#### Show that the points $\hat{i}-\hat{j}+3\hat{k}$  and $3\left ( \hat{i}+\hat{j}+\hat{k} \right )$ are equidistant from the plane $r.\left ( 5\hat{i}+2\hat{j}-7\hat{k} \right )+9=0$and lies on the opposite of it.

Given two points,

$\\\vec{A}=\hat{i}-\hat{j}+3\hat{k}\\ \vec{B}=3\left ( \hat{i}+\hat{j}+\hat{k} \right )=3\hat{i}+3\hat{j}+\hat{k}\\ \vec{r}.\left ( 5\hat{i}+2\hat{j}-7\hat{k} \right )+9=0$

Also,

$\vec{r}=x\hat{i}+y\hat{j}+z\hat{k}\\\\$

Where,

Therefore,

$\left (x\hat{i}+y\hat{j}+z\hat{k} \right ).\left (5\hat{i}+2\hat{j}-7\hat{k} \right )+9=0\\ \\ \Rightarrow 5x + 2y - 7z + 9 = 0$

We must show that the points A and B are equidistant from the plane

5x + 2y - 7z + 9 = 0

We also need to show that the points lie on the opposite side of the plane.

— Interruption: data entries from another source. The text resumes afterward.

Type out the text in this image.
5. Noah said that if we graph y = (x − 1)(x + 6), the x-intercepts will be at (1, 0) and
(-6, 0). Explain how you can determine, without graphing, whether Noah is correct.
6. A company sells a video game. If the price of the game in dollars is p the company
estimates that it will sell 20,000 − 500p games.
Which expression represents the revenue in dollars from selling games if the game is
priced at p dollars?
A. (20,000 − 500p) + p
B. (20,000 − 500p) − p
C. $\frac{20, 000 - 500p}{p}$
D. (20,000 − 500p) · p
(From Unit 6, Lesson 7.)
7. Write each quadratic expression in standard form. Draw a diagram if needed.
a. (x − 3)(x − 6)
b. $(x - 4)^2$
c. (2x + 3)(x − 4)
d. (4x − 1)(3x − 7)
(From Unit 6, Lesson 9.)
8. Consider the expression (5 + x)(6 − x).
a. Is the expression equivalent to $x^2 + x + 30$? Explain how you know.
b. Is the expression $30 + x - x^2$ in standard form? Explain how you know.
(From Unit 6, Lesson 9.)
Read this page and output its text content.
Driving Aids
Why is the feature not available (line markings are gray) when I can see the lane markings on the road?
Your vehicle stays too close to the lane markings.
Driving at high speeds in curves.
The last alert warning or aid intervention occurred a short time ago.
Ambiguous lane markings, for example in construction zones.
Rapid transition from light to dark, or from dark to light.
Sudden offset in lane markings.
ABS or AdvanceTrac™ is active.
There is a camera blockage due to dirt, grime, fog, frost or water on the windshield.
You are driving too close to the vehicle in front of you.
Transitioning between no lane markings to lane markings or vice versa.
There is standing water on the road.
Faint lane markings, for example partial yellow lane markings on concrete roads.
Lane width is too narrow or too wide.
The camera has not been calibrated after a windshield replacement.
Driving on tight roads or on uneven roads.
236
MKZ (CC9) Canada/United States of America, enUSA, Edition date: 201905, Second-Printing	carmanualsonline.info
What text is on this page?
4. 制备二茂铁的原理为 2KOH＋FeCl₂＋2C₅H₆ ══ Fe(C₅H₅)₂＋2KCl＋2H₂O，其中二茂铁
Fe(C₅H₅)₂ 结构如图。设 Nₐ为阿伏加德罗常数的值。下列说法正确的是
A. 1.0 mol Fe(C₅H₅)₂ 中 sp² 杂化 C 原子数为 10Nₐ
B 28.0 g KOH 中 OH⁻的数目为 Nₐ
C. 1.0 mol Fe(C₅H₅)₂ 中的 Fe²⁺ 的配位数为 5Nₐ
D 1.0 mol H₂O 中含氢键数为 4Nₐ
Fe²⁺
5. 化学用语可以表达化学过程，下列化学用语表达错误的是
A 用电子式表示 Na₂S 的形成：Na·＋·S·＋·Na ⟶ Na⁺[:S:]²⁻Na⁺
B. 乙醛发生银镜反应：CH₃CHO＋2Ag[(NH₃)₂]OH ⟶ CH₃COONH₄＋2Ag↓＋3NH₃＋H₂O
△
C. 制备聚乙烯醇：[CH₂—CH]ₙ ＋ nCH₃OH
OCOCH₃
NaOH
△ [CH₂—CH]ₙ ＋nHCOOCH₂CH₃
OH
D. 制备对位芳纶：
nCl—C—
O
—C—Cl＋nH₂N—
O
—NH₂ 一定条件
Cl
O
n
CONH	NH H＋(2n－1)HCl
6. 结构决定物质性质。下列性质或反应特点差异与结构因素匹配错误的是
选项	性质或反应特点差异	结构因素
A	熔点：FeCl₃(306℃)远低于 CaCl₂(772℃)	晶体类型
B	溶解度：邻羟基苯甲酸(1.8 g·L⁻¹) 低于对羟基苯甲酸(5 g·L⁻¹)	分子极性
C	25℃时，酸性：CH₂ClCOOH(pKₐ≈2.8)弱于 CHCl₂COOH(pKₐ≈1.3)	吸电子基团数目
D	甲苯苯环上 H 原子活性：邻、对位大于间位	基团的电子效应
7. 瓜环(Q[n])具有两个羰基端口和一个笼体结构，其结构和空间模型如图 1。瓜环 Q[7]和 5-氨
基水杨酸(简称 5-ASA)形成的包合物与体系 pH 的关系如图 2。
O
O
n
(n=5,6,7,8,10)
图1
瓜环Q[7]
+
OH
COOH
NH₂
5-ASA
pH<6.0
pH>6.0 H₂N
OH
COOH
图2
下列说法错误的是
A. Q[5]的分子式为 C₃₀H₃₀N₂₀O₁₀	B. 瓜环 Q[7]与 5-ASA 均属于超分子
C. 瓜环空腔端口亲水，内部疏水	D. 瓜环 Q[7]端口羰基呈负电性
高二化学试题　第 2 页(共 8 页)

Normal of the plane is, $\vec{N=} 5{i} + 2\hat{j} - 7\hat{k}$

We know, the perpendicular distance of the position vector of a point

$\vec{A} = l\hat{i} + m\hat{j} + n\hat{k} \Rightarrow A(l, m, n)$ to the plane, p: ax + by + cz + d =  0 is given as:

$D=\left | \frac{p(l,m,n)}{\left |\vec{N} \right |} \right |$

Where  $\left |\vec{N} \right |=Normal \: vector\: of\: the\: plane$

$\vec{N} =a\vec{i}+b\vec{j}+c\vec{k}$

Thus, the perpendicular distance of the point $\vec{A} =\vec{i}-\vec{j}+3\vec{k}=A(1,-1,3)$  to the plane 5x + 2y - 7z + 9 = 0 having normal  $\vec{N} =5\vec{i}+2\vec{j}-7\vec{k}$ is given by,

$\left | D_{1} \right |=\left |\frac{5(1)+2(-1)-7(3)+9}{|5\hat{i}+2\hat{j}-7\hat{k}|} \right |\\ \Rightarrow \left | D_{1} \right |=\left |\frac{5-2-21+9}{\sqrt{5^{2}+2^{2}+(-7)^{2}}} \right |\\ \Rightarrow \left | D_{1} \right |=\left |\frac{-9}{\sqrt{25+4+49}} \right |\\ \Rightarrow \left | D_{1} \right |=\left |\frac{9}{\sqrt{78}} \right |\\$

Hence, the perpendicular distance of the point $\vec{B}=3\hat{i}+3\hat{j}+3\hat{k}=B(3,3,3)$ to the plane 5x + 2y - 7z + 9 = 0 having normal  $\vec{N}=5\hat{i}+2\hat{j}-7\hat{k}$

$\left | D_{2} \right |=\left |\frac{5(3)+2(3)-7(3)+9}{|5\hat{i}+2\hat{j}-7\hat{k}|} \right |\\ \Rightarrow \left | D_{2} \right |=\left |\frac{15+6-21+9}{\sqrt{5^{2}+2^{2}+(-7)^{2}}} \right |\\ \Rightarrow \left | D_{2} \right |=\left |\frac{9}{\sqrt{25+4+49}} \right |\\ \Rightarrow \left | D_{2} \right |=\left |\frac{9}{\sqrt{78}} \right |\\$

Therefore, |D1| = |D2|

However, D1 and D2 have different signs.

Therefore, the points A and B will lie on opposite sides of the plane.

Hence, we have successfully shown that the points are equidistant from the plane and lie on opposite sides of the plane.